The Reserve Bank of India’s Monetary Policy Committee (MPC), in its third bi-monthly statement, hiked the key repo rate by 25 basis points (bps) to 6.50 per cent. RBI’s second-consecutive increase in repo rate comes as a bad news for those who have taken loans from banks. This is likely to lead to an increase in the interest bank customers pay on loans, be it home loan, car loan or personal loan.

Here’s how your EMIs are likely to be affected:

Assume you have taken a Rs 20 lakh home loan, which currently carries an interest rate of 8.4 per cent for 20 years tenure. That means that your EMI at present is Rs 17,230. But if your bank hikes its interest rate by 25 bps to pass on the burden of the repo rate hike, at 8.65 per cent interest rate your EMI will go up by Rs 317 to Rs 17547. For entire tenure the impact would be bigger as the borrower would need to pay Rs 76,012 more as interest of the loan.

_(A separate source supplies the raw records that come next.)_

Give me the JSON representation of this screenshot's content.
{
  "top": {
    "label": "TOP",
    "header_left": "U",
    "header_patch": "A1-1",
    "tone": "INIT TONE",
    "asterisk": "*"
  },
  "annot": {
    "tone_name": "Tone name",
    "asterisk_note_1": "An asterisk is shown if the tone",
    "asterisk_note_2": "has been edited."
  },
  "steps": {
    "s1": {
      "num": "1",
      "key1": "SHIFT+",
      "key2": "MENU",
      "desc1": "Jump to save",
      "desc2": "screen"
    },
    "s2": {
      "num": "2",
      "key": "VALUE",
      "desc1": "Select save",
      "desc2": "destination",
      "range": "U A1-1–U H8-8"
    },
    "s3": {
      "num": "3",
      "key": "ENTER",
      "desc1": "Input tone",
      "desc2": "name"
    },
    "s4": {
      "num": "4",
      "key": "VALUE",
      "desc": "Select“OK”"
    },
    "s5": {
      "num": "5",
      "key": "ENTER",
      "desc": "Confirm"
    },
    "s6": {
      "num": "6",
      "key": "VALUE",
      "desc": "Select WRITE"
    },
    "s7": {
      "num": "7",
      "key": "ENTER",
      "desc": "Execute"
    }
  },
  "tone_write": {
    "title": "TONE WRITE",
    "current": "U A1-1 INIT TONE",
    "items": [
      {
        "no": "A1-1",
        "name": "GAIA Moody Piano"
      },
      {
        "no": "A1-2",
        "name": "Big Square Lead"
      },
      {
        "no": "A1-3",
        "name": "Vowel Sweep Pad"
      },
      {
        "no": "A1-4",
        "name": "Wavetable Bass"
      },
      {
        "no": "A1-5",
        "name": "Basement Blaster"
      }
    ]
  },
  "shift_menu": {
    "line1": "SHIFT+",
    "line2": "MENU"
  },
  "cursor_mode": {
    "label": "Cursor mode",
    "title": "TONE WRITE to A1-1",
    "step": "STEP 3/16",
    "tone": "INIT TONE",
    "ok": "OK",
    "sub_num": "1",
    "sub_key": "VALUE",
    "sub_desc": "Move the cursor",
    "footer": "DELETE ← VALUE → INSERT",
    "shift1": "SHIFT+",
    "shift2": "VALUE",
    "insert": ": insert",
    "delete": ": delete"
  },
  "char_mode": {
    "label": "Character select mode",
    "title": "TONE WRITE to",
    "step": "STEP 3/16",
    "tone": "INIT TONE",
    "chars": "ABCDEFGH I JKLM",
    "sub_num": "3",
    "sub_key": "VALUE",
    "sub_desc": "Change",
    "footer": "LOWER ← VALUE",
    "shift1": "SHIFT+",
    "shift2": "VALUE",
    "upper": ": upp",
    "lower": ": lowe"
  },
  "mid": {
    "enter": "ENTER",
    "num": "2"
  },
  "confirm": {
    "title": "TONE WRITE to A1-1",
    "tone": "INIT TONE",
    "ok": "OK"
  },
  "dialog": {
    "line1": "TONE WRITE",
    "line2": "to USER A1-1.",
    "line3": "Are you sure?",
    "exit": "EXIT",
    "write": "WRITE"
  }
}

The current rate hike comes on the back of rising crude oil prices, hike in the MSP for paddy by a record Rs 200 per quintal, rupee depriciation against the US dollar, impact of HRA revision of inflation and recent farm loan waivers.

Repo rate, short for Repurchase Rate, is basically the rate at which the RBI lends money to commercial banks against the pledge of government securities, whenever the banks are in need of funds to meet their day-to-day obligations. Generally, these loans are for short duration up to 2 weeks.

When the RBI increases the repo rate, banks usually pass on the burden to the customers.

This is the second hike in eight weeks. Before that, the repo rate was last raised in January 2014, before the Modi-led BJP government came to power.

The decision of RBI’s monetary policy committee, which was not a unanimous one, is consistent with the neutral stance of monetary policy in consonance with the objective of achieving the medium-term target for consumer price index (CPI) inflation of 4 per cent within a band of +/- 2 per cent, the central bank said.